Art director Karen Kohn provided some reference, mostly of Greek soldiers and Greek vase art, while I scoured the local library and my own clipping files for something to spark my sense of that time and place. The illustrations also involved battle, not something I have drawn before. There's nothing like primary sources to get me going, so I found some island models. Since Cricket is aimed at 9 - 14 year-olds, I contacted Liam, who is 14. He found another friend, Jack, to come along. I asked them to wear shorts and sandals and bring something like a sword.
In the first scene, they are lying on a cliff, gazing at shooting stars. Here's the shot I used for reference.
And here's the sketch.
I also contacted a neighbor, Steve Schuit, who has been to Jerusalem and traveled in the Middle East. Steve and his wife, Marsha, are consultants to groups, while being civic leaders and art advocates in their community, and have hosted numerous art shows in their home. He showed me great landscape shots like this one.
It informed the setting for the final illustration.
The boys took many poses, getting into the act. Liam here finds a live Greek on the battlefield.
It's Jack, his long-lost friend.
Here's my sketch, in which I accidentally switched the players.
It was the Judean standing, not the Greek. So I revised that in the final illustration.
In the final scene of the story, the Greek boy encounters other Greek soldiers, and he pretends to take his friend hostage. My models were great:
Here's the sketch.
Karen asked me to refine the helmet a bit more.
While I was in the middle of this project, Steve asked me to join him for the Educators Evening at the Seeds of Peace International Camp in Otisfield, Maine. It felt completely relevant to my state of mind. The boys in the story I was illustrating had decided that, although they had different customs and beliefs, "Our prayers just take different paths."
If only their descendants could have been so open-minded.
Seeds of Peace was founded in 1993 to bring together youth from countries around the world in a state of conflict. Teens from Israel, Palestine, Pakistan, India, Egypt, and Jordan go through 3 weeks of intense workshops, facing ancient fears and hatreds with dialogue, activities, and when it's not raining, swimming in Pleasant Lake.
This is Annie O'Brien, who also attended the Educators Evening, at the gate.
It was a soggy camp when we arrived, nobody jumping in the lake.
Yet, when you gather 14 and 15 year-olds, the energy is high. Here they are busting out of dinner.
The rest of us gathered at the Delegation Center, where most of the session work takes place. Every country sends along Delegation Leaders, adult educators who work with Seeds of Peace facilitators to arrive at open communication models they can bring back, planting those seeds of peaceful respect in their classrooms and lives.

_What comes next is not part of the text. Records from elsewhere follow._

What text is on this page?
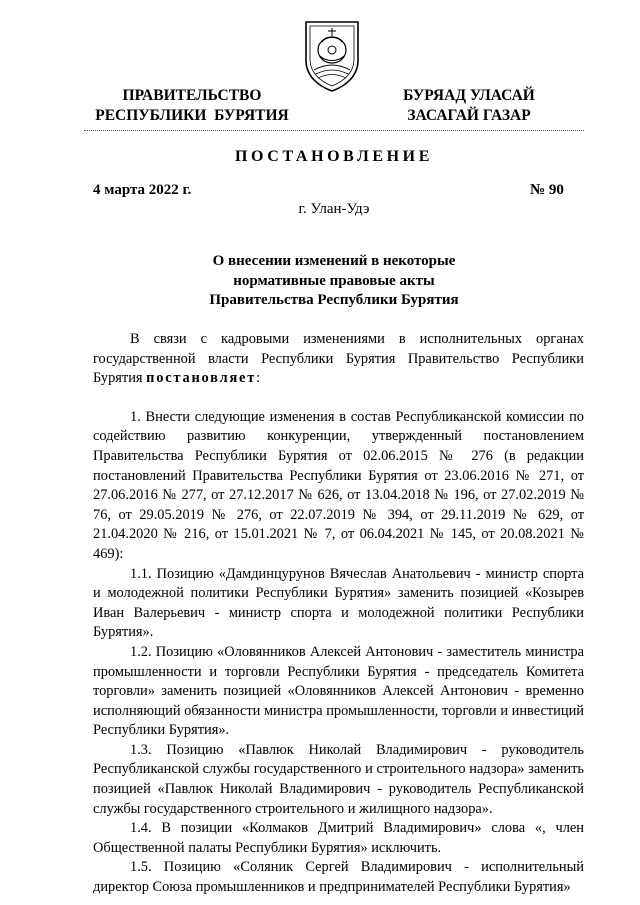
ПРАВИТЕЛЬСТВО
РЕСПУБЛИКИ  БУРЯТИЯ
БУРЯАД УЛАСАЙ
ЗАСАГАЙ ГАЗАР
ПОСТАНОВЛЕНИЕ
4 марта 2022 г.	№ 90
г. Улан-Удэ
О внесении изменений в некоторые
нормативные правовые акты
Правительства Республики Бурятия

В связи с кадровыми изменениями в исполнительных органах государственной власти Республики Бурятия Правительство Республики Бурятия постановляет:

1. Внести следующие изменения в состав Республиканской комиссии по содействию развитию конкуренции, утвержденный постановлением Правительства Республики Бурятия от 02.06.2015 № 276 (в редакции постановлений Правительства Республики Бурятия от 23.06.2016 № 271, от 27.06.2016 № 277, от 27.12.2017 № 626, от 13.04.2018 № 196, от 27.02.2019 № 76, от 29.05.2019 № 276, от 22.07.2019 № 394, от 29.11.2019 № 629, от 21.04.2020 № 216, от 15.01.2021 № 7, от 06.04.2021 № 145, от 20.08.2021 № 469):

1.1. Позицию «Дамдинцурунов Вячеслав Анатольевич - министр спорта и молодежной политики Республики Бурятия» заменить позицией «Козырев Иван Валерьевич - министр спорта и молодежной политики Республики Бурятия».

1.2. Позицию «Оловянников Алексей Антонович - заместитель министра промышленности и торговли Республики Бурятия - председатель Комитета торговли» заменить позицией «Оловянников Алексей Антонович - временно исполняющий обязанности министра промышленности, торговли и инвестиций Республики Бурятия».

1.3. Позицию «Павлюк Николай Владимирович - руководитель Республиканской службы государственного и строительного надзора» заменить позицией «Павлюк Николай Владимирович - руководитель Республиканской службы государственного строительного и жилищного надзора».

1.4. В позиции «Колмаков Дмитрий Владимирович» слова «, член Общественной палаты Республики Бурятия» исключить.

1.5. Позицию «Соляник Сергей Владимирович - исполнительный директор Союза промышленников и предпринимателей Республики Бурятия»
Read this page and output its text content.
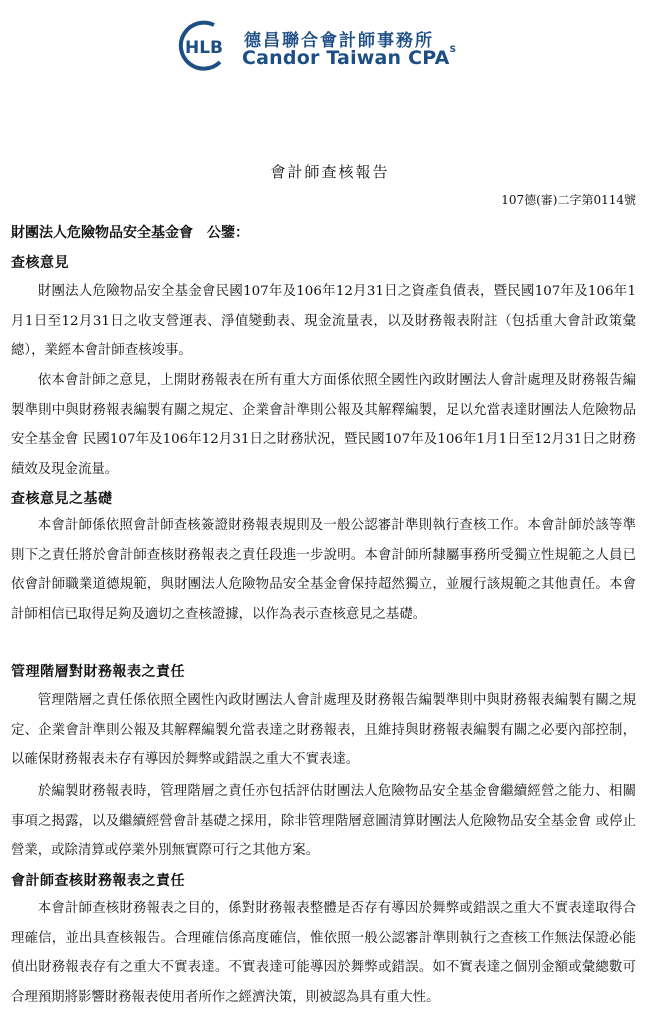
HLB 德昌聯合會計師事務所
Candor Taiwan $CPA^S$
會計師查核報告
107德(審)二字第0114號
財團法人危險物品安全基金會　公鑒：
查核意見
財團法人危險物品安全基金會民國107年及106年12月31日之資產負債表，暨民國107年及106年1月1日至12月31日之收支營運表、淨值變動表、現金流量表，以及財務報表附註（包括重大會計政策彙總），業經本會計師查核竣事。
依本會計師之意見，上開財務報表在所有重大方面係依照全國性內政財團法人會計處理及財務報告編製準則中與財務報表編製有關之規定、企業會計準則公報及其解釋編製，足以允當表達財團法人危險物品安全基金會 民國107年及106年12月31日之財務狀況，暨民國107年及106年1月1日至12月31日之財務績效及現金流量。
查核意見之基礎
本會計師係依照會計師查核簽證財務報表規則及一般公認審計準則執行查核工作。本會計師於該等準則下之責任將於會計師查核財務報表之責任段進一步說明。本會計師所隸屬事務所受獨立性規範之人員已依會計師職業道德規範，與財團法人危險物品安全基金會保持超然獨立，並履行該規範之其他責任。本會計師相信已取得足夠及適切之查核證據，以作為表示查核意見之基礎。
管理階層對財務報表之責任
管理階層之責任係依照全國性內政財團法人會計處理及財務報告編製準則中與財務報表編製有關之規定、企業會計準則公報及其解釋編製允當表達之財務報表，且維持與財務報表編製有關之必要內部控制，以確保財務報表未存有導因於舞弊或錯誤之重大不實表達。
於編製財務報表時，管理階層之責任亦包括評估財團法人危險物品安全基金會繼續經營之能力、相關事項之揭露，以及繼續經營會計基礎之採用，除非管理階層意圖清算財團法人危險物品安全基金會 或停止營業，或除清算或停業外別無實際可行之其他方案。
會計師查核財務報表之責任
本會計師查核財務報表之目的，係對財務報表整體是否存有導因於舞弊或錯誤之重大不實表達取得合理確信，並出具查核報告。合理確信係高度確信，惟依照一般公認審計準則執行之查核工作無法保證必能偵出財務報表存有之重大不實表達。不實表達可能導因於舞弊或錯誤。如不實表達之個別金額或彙總數可合理預期將影響財務報表使用者所作之經濟決策，則被認為具有重大性。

Marsha and Steve led the discussion, in which everyone in the large circle stated their country and their educating role. Then for short sessions, we all mingled and spoke to those with parallel areas of interest and/or experience. This was a heady moment: to be in exchange with so many people from all over the world in one room. I met Nadim from Pakistan, Drora from Israel, Fatmah from Egypt, and so many I could not spell their names. It was humbling and exhilarating all at once. My contribution was a lesson activity using zines as a vehicle for self-expression, a merger of visual and language arts to communicate a student's viewpoint in unexpected and revealing ways. I shared some student zines and talked about visual art as a medium that can sometimes go beyond the limits of language. Here's the mingling.

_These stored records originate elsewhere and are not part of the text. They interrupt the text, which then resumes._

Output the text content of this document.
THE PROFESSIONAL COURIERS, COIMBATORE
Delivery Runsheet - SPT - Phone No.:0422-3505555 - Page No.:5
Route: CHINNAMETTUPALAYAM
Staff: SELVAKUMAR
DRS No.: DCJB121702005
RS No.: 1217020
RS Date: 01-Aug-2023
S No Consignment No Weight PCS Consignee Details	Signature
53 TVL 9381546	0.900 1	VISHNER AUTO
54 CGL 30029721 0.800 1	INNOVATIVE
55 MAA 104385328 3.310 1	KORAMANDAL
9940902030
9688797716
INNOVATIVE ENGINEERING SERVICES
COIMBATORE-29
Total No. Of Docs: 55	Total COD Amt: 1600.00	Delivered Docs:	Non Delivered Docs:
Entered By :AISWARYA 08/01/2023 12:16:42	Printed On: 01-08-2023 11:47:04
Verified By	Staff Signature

The whole room was wallpapered in big lists made during sessions.
What if we ALL kept this list front and center? To learn to be peacemakers and live with people we disagree with?

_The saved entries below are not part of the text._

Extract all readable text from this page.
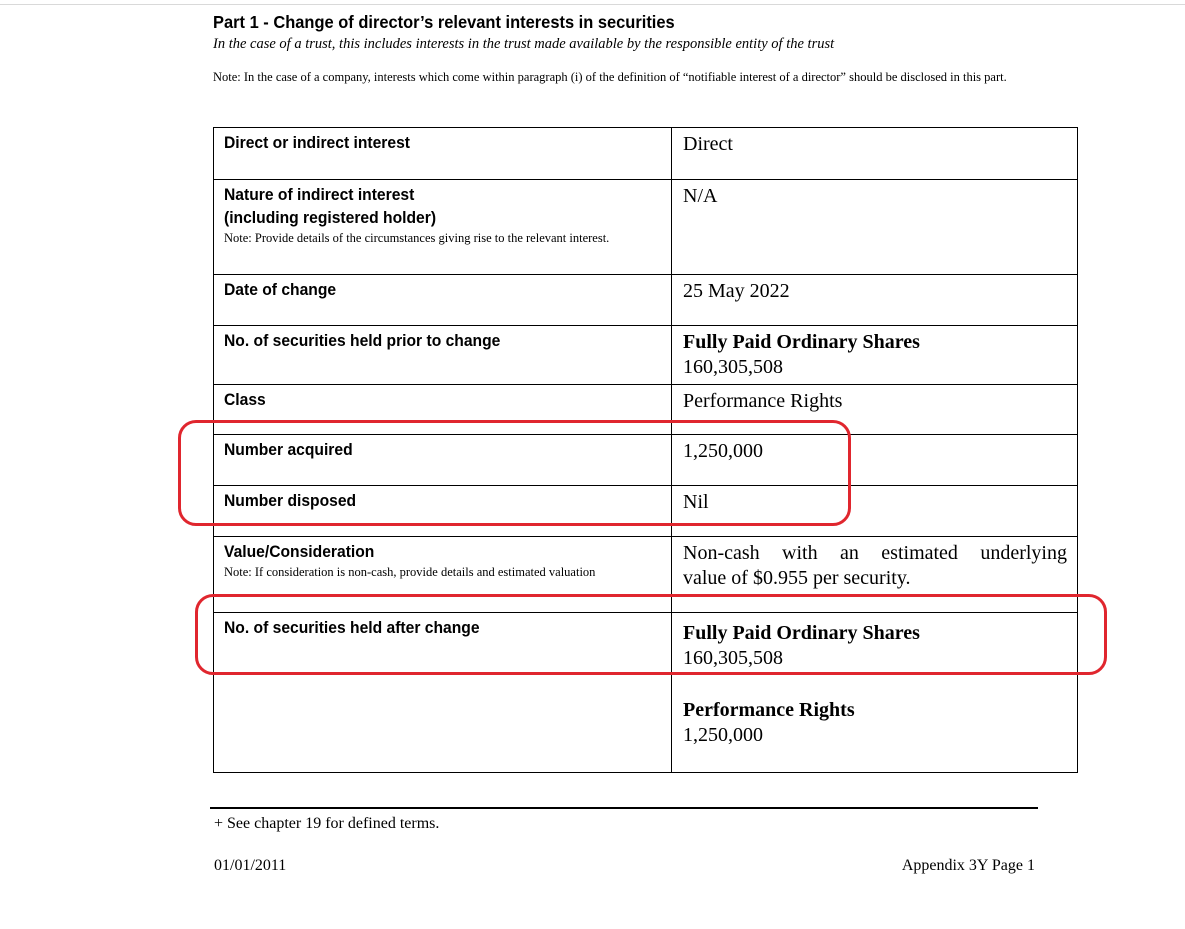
Part 1 - Change of director’s relevant interests in securities
In the case of a trust, this includes interests in the trust made available by the responsible entity of the trust
Note: In the case of a company, interests which come within paragraph (i) of the definition of “notifiable interest of a director” should be disclosed in this part.
Direct or indirect interest	Direct

Nature of indirect interest
(including registered holder)
Note: Provide details of the circumstances giving rise to the relevant interest.	N/A

Date of change	25 May 2022

No. of securities held prior to change	Fully Paid Ordinary Shares
160,305,508

Class	Performance Rights

Number acquired	1,250,000

Number disposed	Nil

Value/Consideration
Note: If consideration is non-cash, provide details and estimated valuation	Non-cash with an estimated underlying
value of $0.955 per security.

No. of securities held after change	Fully Paid Ordinary Shares
160,305,508
Performance Rights
1,250,000
+ See chapter 19 for defined terms.
01/01/2011	Appendix 3Y Page 1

I came away from Seeds of Peace feeling like a new person, an ambassador for being human, wanting a peaceful world, and teaching others to get along. See where illustration takes me? I thought I was looking for photos of Jerusalem, and I wound up meeting people who live there.
I thank Cricket for publishing stories that illustrate friendship and understanding. And I thank Marsha and Steve for being ambassadors for peace, in their work and dedication.